“If I were sure—” she began doubtfully.
“You may be—absolutely sure. There!”—with a sigh of relief—“that's settled. But, as I can see you're the kind of person whose conscientious scruples will begin to worry you the moment I'm gone”—he smiled—“my wife will write to you. Promise not to run away in the meantime?”
“I promise,” said Sara. She held out her hand. “And—thank you.” Her eyes, suddenly misty, supplemented the baldness of the words.
He took the outstretched hand in a close, friendly grip.
“Good. That's the car, I think,” as the even purring of a motor sounded from outside. “I must be off. But it's only au revoir, remember.”
She walked with him to the door, and stood watching until the car was lost in sight round a bend of the drive. Then, as she turned back into the hall, the emptiness of the house seemed to close down about her all at once, like a pall.

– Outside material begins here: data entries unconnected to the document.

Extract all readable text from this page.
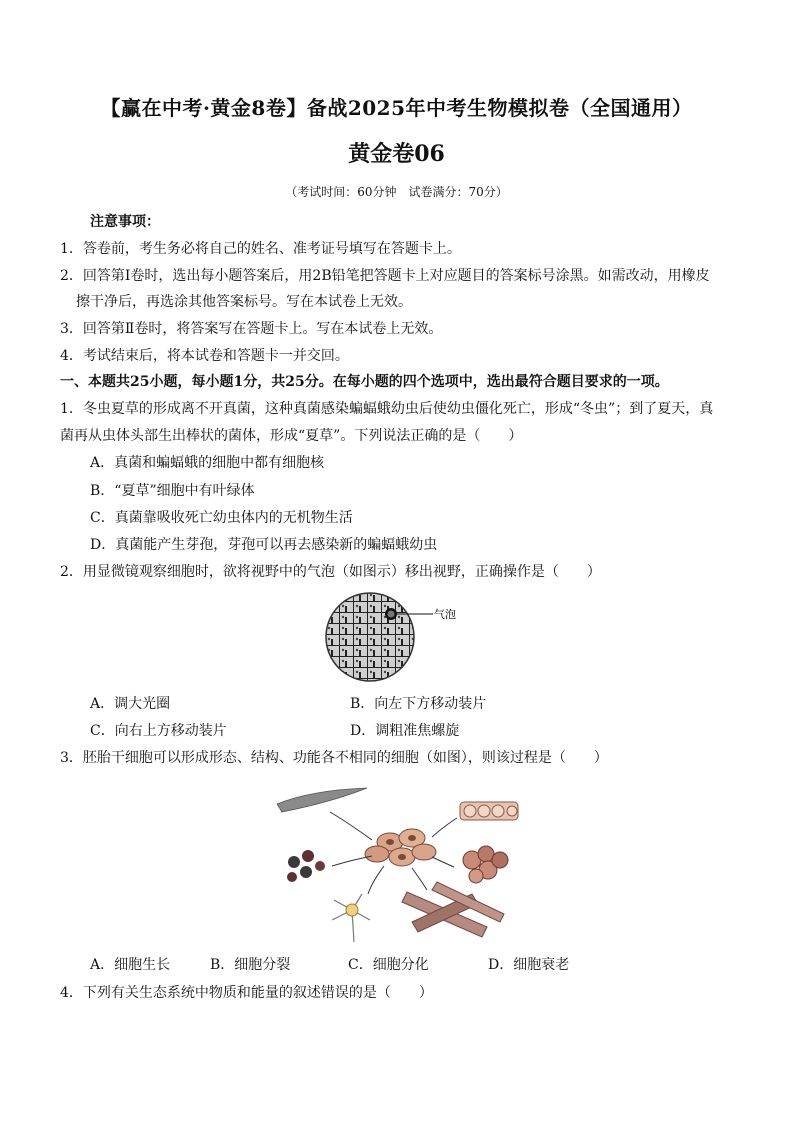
【赢在中考·黄金8卷】备战2025年中考生物模拟卷（全国通用）
黄金卷06
（考试时间：60分钟　试卷满分：70分）
注意事项：
1．答卷前，考生务必将自己的姓名、准考证号填写在答题卡上。
2．回答第Ⅰ卷时，选出每小题答案后，用2B铅笔把答题卡上对应题目的答案标号涂黑。如需改动，用橡皮
擦干净后，再选涂其他答案标号。写在本试卷上无效。
3．回答第Ⅱ卷时，将答案写在答题卡上。写在本试卷上无效。
4．考试结束后，将本试卷和答题卡一并交回。
一、本题共25小题，每小题1分，共25分。在每小题的四个选项中，选出最符合题目要求的一项。
1．冬虫夏草的形成离不开真菌，这种真菌感染蝙蝠蛾幼虫后使幼虫僵化死亡，形成“冬虫”；到了夏天，真
菌再从虫体头部生出棒状的菌体，形成“夏草”。下列说法正确的是（　　）
A．真菌和蝙蝠蛾的细胞中都有细胞核
B．“夏草”细胞中有叶绿体
C．真菌靠吸收死亡幼虫体内的无机物生活
D．真菌能产生芽孢，芽孢可以再去感染新的蝙蝠蛾幼虫
2．用显微镜观察细胞时，欲将视野中的气泡（如图示）移出视野，正确操作是（　　）
气泡
A．调大光圈	B．向左下方移动装片
C．向右上方移动装片	D．调粗准焦螺旋
3．胚胎干细胞可以形成形态、结构、功能各不相同的细胞（如图），则该过程是（　　）
A．细胞生长	B．细胞分裂	C．细胞分化	D．细胞衰老
4．下列有关生态系统中物质和能量的叙述错误的是（　　）
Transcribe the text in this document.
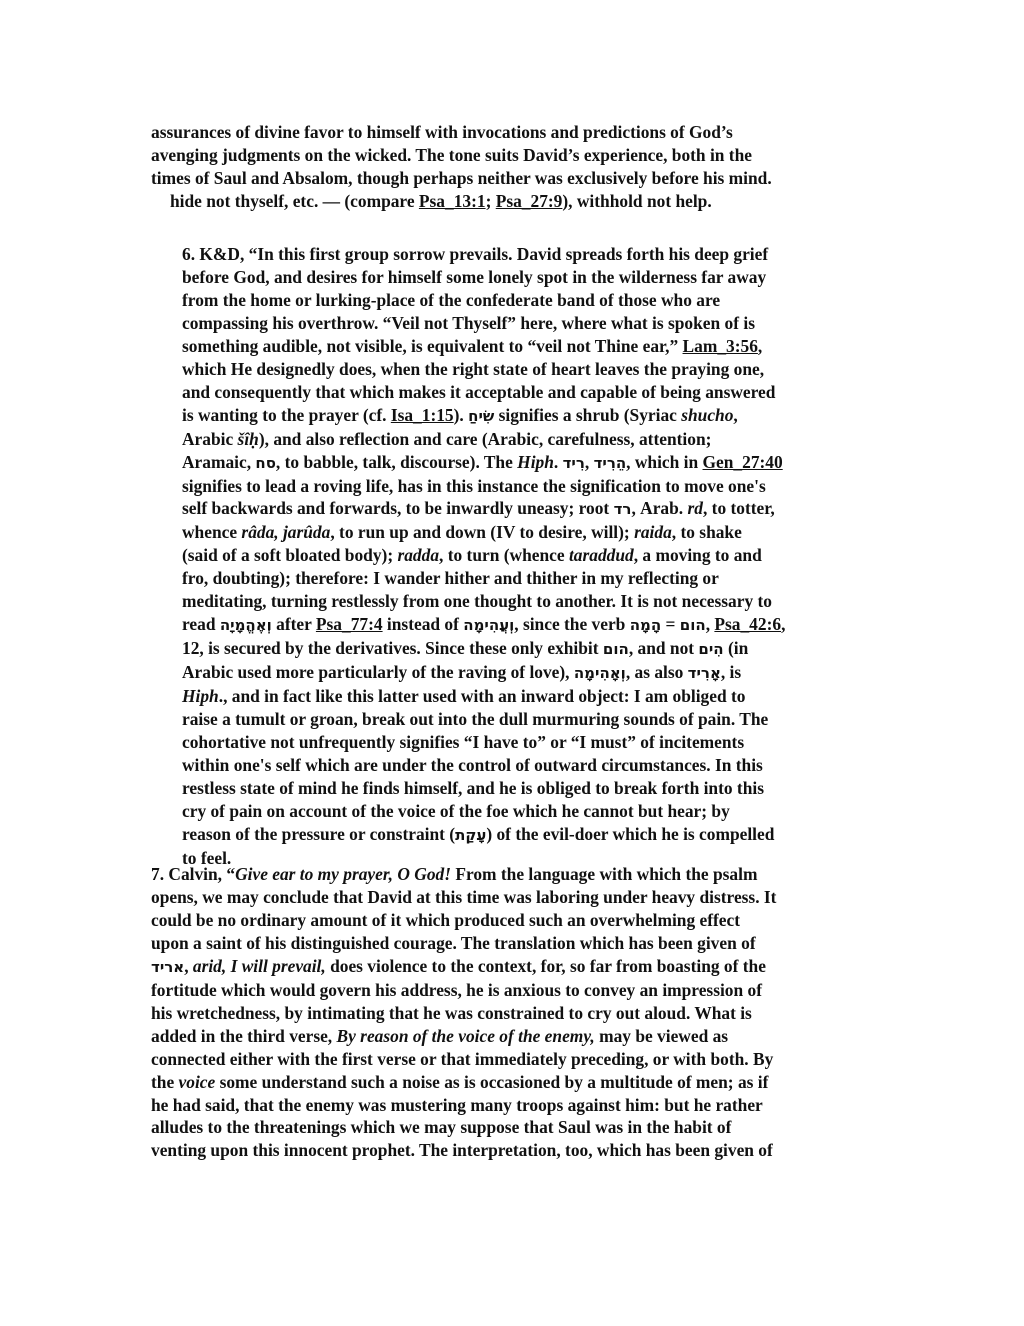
assurances of divine favor to himself with invocations and predictions of God’s
avenging judgments on the wicked. The tone suits David’s experience, both in the
times of Saul and Absalom, though perhaps neither was exclusively before his mind.
hide not thyself, etc. — (compare Psa_13:1; Psa_27:9), withhold not help.
6. K&D, “In this first group sorrow prevails. David spreads forth his deep grief
before God, and desires for himself some lonely spot in the wilderness far away
from the home or lurking-place of the confederate band of those who are
compassing his overthrow. “Veil not Thyself” here, where what is spoken of is
something audible, not visible, is equivalent to “veil not Thine ear,” Lam_3:56,
which He designedly does, when the right state of heart leaves the praying one,
and consequently that which makes it acceptable and capable of being answered
is wanting to the prayer (cf. Isa_1:15). שִׂיחַ signifies a shrub (Syriac shucho,
Arabic šîḥ), and also reflection and care (Arabic, carefulness, attention;
Aramaic, סח, to babble, talk, discourse). The Hiph. רִיד, הֵרִיד, which in Gen_27:40
signifies to lead a roving life, has in this instance the signification to move one's
self backwards and forwards, to be inwardly uneasy; root רד, Arab. rd, to totter,
whence râda, jarûda, to run up and down (IV to desire, will); raida, to shake
(said of a soft bloated body); radda, to turn (whence taraddud, a moving to and
fro, doubting); therefore: I wander hither and thither in my reflecting or
meditating, turning restlessly from one thought to another. It is not necessary to
read וְאֶהֱמָיָה after Psa_77:4 instead of וְעֲהִימָה, since the verb הָמָה = הום, Psa_42:6,
12, is secured by the derivatives. Since these only exhibit הום, and not הִים (in
Arabic used more particularly of the raving of love), וְאָהִימָה, as also אָרִיד, is
Hiph., and in fact like this latter used with an inward object: I am obliged to
raise a tumult or groan, break out into the dull murmuring sounds of pain. The
cohortative not unfrequently signifies “I have to” or “I must” of incitements
within one's self which are under the control of outward circumstances. In this
restless state of mind he finds himself, and he is obliged to break forth into this
cry of pain on account of the voice of the foe which he cannot but hear; by
reason of the pressure or constraint (עָקַת) of the evil-doer which he is compelled
to feel.
7. Calvin, “Give ear to my prayer, O God! From the language with which the psalm
opens, we may conclude that David at this time was laboring under heavy distress. It
could be no ordinary amount of it which produced such an overwhelming effect
upon a saint of his distinguished courage. The translation which has been given of
אריד, arid, I will prevail, does violence to the context, for, so far from boasting of the
fortitude which would govern his address, he is anxious to convey an impression of
his wretchedness, by intimating that he was constrained to cry out aloud. What is
added in the third verse, By reason of the voice of the enemy, may be viewed as
connected either with the first verse or that immediately preceding, or with both. By
the voice some understand such a noise as is occasioned by a multitude of men; as if
he had said, that the enemy was mustering many troops against him: but he rather
alludes to the threatenings which we may suppose that Saul was in the habit of
venting upon this innocent prophet. The interpretation, too, which has been given of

Amid the manifold duties and emergencies of the last few days she had hardly had time to realize the immensity of her loss. Practical matters had forcibly obtruded themselves upon her consideration—the necessity of providing accommodation for the various relatives who had attended the funeral, the frequent consultations that Major Durward, to all intents and purposes a stranger to the ways of Barrow, had been obliged to hold with her, the reading of the will—all these had combined to keep her in a state of mental and physical alertness which had mercifully precluded retrospective thought.

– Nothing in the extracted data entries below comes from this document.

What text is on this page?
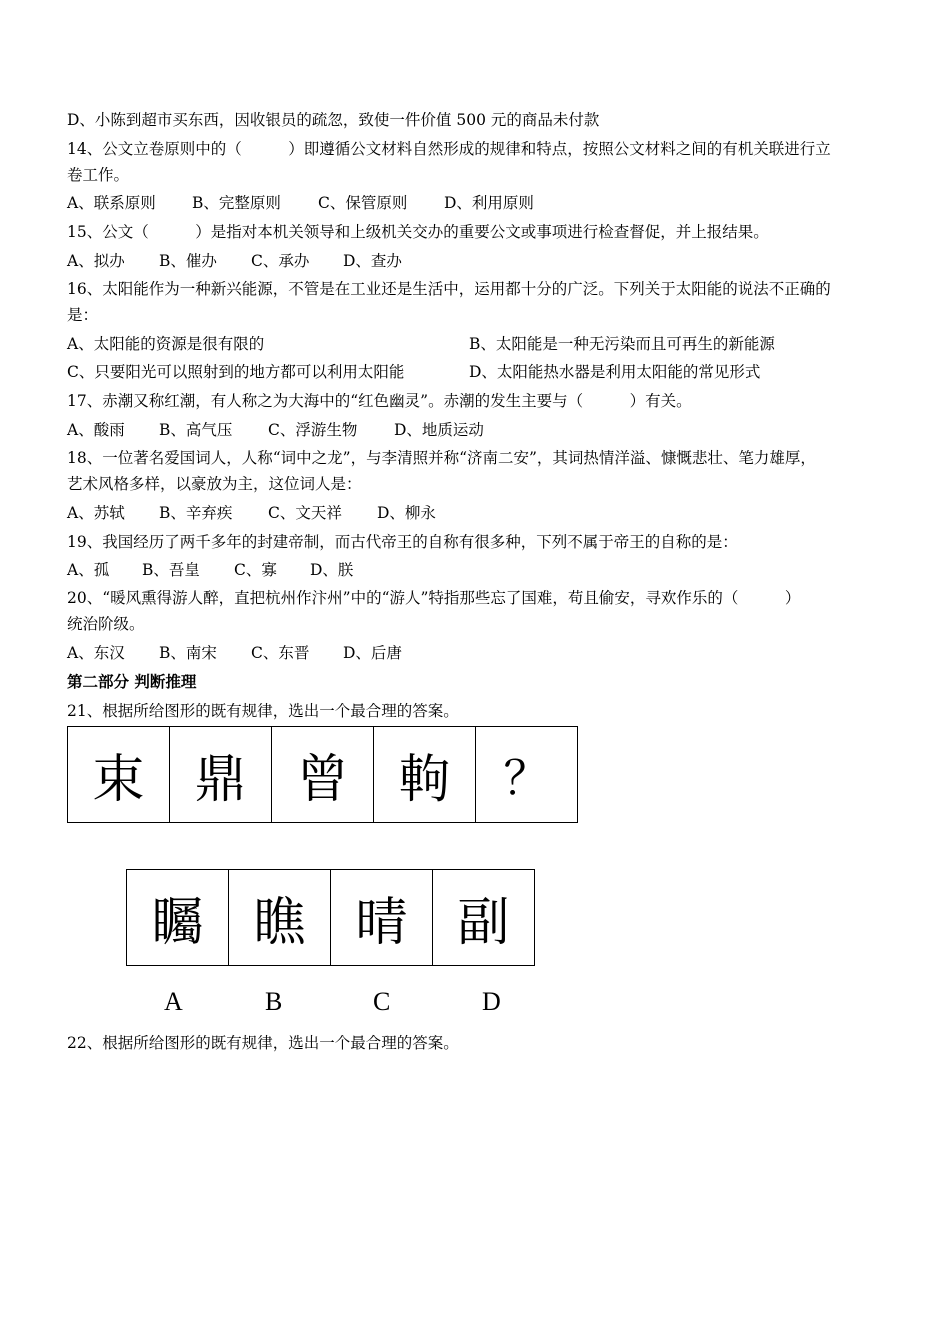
D、小陈到超市买东西，因收银员的疏忽，致使一件价值 500 元的商品未付款
14、公文立卷原则中的（　　　）即遵循公文材料自然形成的规律和特点，按照公文材料之间的有机关联进行立
卷工作。
A、联系原则 B、完整原则 C、保管原则 D、利用原则
15、公文（　　　）是指对本机关领导和上级机关交办的重要公文或事项进行检查督促，并上报结果。
A、拟办 B、催办 C、承办 D、查办
16、太阳能作为一种新兴能源，不管是在工业还是生活中，运用都十分的广泛。下列关于太阳能的说法不正确的
是：
A、太阳能的资源是很有限的	B、太阳能是一种无污染而且可再生的新能源
C、只要阳光可以照射到的地方都可以利用太阳能	D、太阳能热水器是利用太阳能的常见形式
17、赤潮又称红潮，有人称之为大海中的“红色幽灵”。赤潮的发生主要与（　　　）有关。
A、酸雨 B、高气压 C、浮游生物 D、地质运动
18、一位著名爱国词人，人称“词中之龙”，与李清照并称“济南二安”，其词热情洋溢、慷慨悲壮、笔力雄厚，
艺术风格多样，以豪放为主，这位词人是：
A、苏轼 B、辛弃疾 C、文天祥 D、柳永
19、我国经历了两千多年的封建帝制，而古代帝王的自称有很多种，下列不属于帝王的自称的是：
A、孤 B、吾皇 C、寡 D、朕
20、“暖风熏得游人醉，直把杭州作汴州”中的“游人”特指那些忘了国难，苟且偷安，寻欢作乐的（　　　）
统治阶级。
A、东汉 B、南宋 C、东晋 D、后唐
第二部分 判断推理
21、根据所给图形的既有规律，选出一个最合理的答案。
束 鼎 曾 軥	？
矚 瞧 晴 副
A	B	C	D
22、根据所给图形的既有规律，选出一个最合理的答案。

But now the necessity for doing anything was past; there were no longer any claims upon her time, nothing to distract her, and she had leisure to visualize the full significance of Patrick's death and all that it entailed.
Rather languidly she mounted the stairs to her own room, and drawing up a low chair to the fire, sat staring absently into its glowing heart.
Virtually, she was alone in the world. Even Major Durward, who had been so infinitely kind, was not bound to her by any ties other than those forged of his own friendly feelings. True, he had been Patrick's cousin. But Patrick, although he had made up Sara's whole world, had been entirely unrelated to her.